Nous devons œuvrer à produire plus efficacement une énergie plus durable. Il convient d’étudier attentivement les moyens de renforcer l’efficacité énergétique de nos bâtiments, notamment via la rénovation thermique, mais aussi grâce à l’autoconsommation collective et au stockage. Il faudra agir de même pour ce qui concerne nos véhicules. La transition écologique est une nécessité au regard du dérèglement climatique. Il est essentiel que notre pays cultive et renforce sa souveraineté en ce domaine.

« Un pessimiste voit la difficulté dans chaque opportunité ; un optimiste voit l’opportunité dans chaque difficulté », disait Winston Churchill. Nous pouvons faire le choix de voir dans le défi climatique d’immenses opportunités de développement pour notre économie.

Le Gouvernement a annoncé des investissements considérables dans le cadre du plan France 2030. Certains concernent des filières d’avenir comme l’hydrogène vert, la décarbonation de notre industrie ou encore la production du premier avion bas carbone. Je continuerai, dans l’Aube, à soutenir les projets allant en ce sens.

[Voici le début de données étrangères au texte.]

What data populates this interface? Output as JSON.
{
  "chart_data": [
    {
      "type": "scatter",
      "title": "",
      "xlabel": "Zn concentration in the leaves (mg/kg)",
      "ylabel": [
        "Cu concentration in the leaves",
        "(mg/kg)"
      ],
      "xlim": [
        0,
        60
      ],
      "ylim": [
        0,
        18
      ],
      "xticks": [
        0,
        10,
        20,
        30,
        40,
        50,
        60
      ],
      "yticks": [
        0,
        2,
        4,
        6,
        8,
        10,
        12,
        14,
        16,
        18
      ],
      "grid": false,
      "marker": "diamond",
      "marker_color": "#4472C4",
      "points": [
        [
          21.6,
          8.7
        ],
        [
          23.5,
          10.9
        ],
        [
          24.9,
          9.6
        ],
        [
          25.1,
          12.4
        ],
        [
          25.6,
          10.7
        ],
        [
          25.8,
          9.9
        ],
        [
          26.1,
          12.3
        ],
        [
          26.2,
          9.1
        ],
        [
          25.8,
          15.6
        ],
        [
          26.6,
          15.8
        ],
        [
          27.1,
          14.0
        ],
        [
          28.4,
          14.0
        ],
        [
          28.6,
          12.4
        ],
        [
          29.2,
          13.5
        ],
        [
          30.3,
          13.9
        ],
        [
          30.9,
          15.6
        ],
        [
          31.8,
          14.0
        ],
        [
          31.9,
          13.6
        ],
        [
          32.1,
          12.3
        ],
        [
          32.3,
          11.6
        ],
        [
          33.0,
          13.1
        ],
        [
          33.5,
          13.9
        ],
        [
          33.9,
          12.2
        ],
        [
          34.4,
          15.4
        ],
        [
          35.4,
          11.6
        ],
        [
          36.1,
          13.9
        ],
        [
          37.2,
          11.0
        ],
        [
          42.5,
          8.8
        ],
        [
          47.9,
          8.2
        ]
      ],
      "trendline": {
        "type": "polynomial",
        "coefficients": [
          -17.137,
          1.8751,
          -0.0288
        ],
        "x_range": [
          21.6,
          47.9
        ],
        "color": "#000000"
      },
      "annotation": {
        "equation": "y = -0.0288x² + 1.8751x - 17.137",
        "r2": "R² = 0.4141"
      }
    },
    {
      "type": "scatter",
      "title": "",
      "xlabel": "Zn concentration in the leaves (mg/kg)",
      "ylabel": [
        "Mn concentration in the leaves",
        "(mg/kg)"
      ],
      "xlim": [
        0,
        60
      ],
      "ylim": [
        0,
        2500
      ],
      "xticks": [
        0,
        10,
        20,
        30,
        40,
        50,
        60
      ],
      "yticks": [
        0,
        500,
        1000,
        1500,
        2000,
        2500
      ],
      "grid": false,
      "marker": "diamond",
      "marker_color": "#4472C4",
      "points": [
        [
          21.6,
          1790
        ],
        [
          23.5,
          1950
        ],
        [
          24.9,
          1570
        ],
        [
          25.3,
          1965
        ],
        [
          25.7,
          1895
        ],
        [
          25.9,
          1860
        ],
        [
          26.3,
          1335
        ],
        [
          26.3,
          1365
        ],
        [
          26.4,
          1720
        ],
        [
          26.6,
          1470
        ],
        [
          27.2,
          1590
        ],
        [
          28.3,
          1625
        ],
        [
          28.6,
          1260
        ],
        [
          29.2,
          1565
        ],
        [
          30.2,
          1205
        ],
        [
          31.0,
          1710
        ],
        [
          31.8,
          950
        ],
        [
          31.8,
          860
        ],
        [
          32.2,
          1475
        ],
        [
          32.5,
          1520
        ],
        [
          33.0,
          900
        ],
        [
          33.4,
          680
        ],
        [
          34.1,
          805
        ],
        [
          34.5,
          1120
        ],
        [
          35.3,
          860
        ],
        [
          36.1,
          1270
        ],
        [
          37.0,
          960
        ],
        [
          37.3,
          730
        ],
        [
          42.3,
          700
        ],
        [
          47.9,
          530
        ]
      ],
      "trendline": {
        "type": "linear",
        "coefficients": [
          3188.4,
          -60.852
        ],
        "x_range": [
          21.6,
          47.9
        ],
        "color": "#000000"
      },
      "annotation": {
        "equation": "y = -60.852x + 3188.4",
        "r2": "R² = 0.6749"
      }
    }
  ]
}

Le groupe Les Indépendants – République et Territoires est attaché à la bonne gestion des finances publiques. Si les mesures conjoncturelles sont incontournables, il faut veiller à ne pas les multiplier. Nous pensons en effet que les fonds publics sont bien mieux employés lorsqu’ils sont investis dans des secteurs novateurs susceptibles de contribuer à la souveraineté de notre pays et au développement de son économie. Si la France conçoit les technologies durables de demain, nos finances publiques et le pouvoir d’achat de nos compatriotes s’en ressentiront favorablement.

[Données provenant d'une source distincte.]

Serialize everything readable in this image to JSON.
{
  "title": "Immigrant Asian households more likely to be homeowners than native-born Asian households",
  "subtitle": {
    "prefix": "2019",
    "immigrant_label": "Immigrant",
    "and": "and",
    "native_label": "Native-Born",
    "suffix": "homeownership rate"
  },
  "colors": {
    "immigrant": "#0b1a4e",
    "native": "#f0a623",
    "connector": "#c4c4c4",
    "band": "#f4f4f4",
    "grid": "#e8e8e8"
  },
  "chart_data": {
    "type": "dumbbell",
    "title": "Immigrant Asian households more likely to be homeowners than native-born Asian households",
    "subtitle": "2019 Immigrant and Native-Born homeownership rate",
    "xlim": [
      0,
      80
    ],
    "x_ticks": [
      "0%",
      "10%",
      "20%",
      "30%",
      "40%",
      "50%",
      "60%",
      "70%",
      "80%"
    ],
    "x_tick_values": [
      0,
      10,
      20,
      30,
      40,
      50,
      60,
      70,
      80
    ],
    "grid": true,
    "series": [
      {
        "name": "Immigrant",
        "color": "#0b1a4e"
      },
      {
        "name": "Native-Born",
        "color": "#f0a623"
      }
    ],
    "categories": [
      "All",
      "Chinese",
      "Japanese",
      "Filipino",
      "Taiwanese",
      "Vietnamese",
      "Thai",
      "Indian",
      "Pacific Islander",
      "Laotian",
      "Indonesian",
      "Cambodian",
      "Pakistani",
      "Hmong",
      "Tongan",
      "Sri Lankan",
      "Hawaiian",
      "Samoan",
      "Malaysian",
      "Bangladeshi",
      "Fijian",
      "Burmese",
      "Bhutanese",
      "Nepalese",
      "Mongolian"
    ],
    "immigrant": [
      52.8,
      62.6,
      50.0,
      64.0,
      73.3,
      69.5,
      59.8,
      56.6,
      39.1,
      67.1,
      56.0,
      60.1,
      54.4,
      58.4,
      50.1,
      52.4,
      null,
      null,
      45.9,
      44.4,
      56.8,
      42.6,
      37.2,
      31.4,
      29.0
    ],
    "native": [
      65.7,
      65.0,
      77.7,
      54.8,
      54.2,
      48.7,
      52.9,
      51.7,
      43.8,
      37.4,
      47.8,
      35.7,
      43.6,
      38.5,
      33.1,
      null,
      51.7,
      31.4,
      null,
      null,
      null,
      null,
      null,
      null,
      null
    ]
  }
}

M. le président. La parole est à M. Daniel Gremillet. (Applaudissements sur les travées du groupe Les Républicains.)

M. Daniel Gremillet. Monsieur le président, monsieur le ministre, madame la secrétaire d’État, mes chers collègues, nous le savons tous ici, la France est confrontée à une crise sans précédent des prix des énergies. Entre le printemps 2020 et hier, les prix de marché ont été multipliés par 2,5 pour le pétrole, par 3 pour le gaz et par 10 pour l’électricité. Certes, la situation est européenne et mondiale.

La hausse s’est répercutée sur les prix à la pompe, qui s’élèvent à 1,70 euro par litre pour l’essence et le gazole et à 1,10 euro par litre pour le fioul. Elle s’est aussi répercutée sur les tarifs réglementés de vente : l’augmentation a été de 13 % pour le gaz en octobre dernier et de 4 % pour l’électricité en ce mois février.

Cette flambée était prévisible : dès juin 2020, la commission des affaires économiques, dans son plan de relance, avait alerté sur un « effet inflationniste en sortie de crise ». Nous avions même proposé une revalorisation du chèque énergie !

Lors de nos travaux budgétaires, nous avions également dénoncé, en novembre dernier, un bouclier tarifaire « tardif et incomplet », regrettant un « manque d’écoute et d’évaluation ». Nous avions alors suggéré de relever les aides aux ménages, entreprises et collectivités et d’accélérer l’application des fournisseurs de recours et des correspondants solidarité-précarité.

Cette flambée des prix met sous tension l’ensemble du secteur énergétique. Elle érode le pouvoir d’achat des ménages, l’énergie représentant 10 % de leur budget. À terme, une hausse de la précarité énergétique est à craindre : 3,5 millions de ménages sont déjà touchés.

Par ailleurs, la flambée des prix empêche la reprise durable de notre économie, car l’énergie représente 7 % de notre produit intérieur brut. Les entreprises énergo-intensives, mais aussi nos PME et TPE, sont touchées. Au-delà des prix des énergies, ceux de leurs coproduits augmentent : l’ammoniac pour nos agriculteurs et l’aluminium pour nos industriels. Et que dire des métaux rares, indispensables à la transition énergétique ?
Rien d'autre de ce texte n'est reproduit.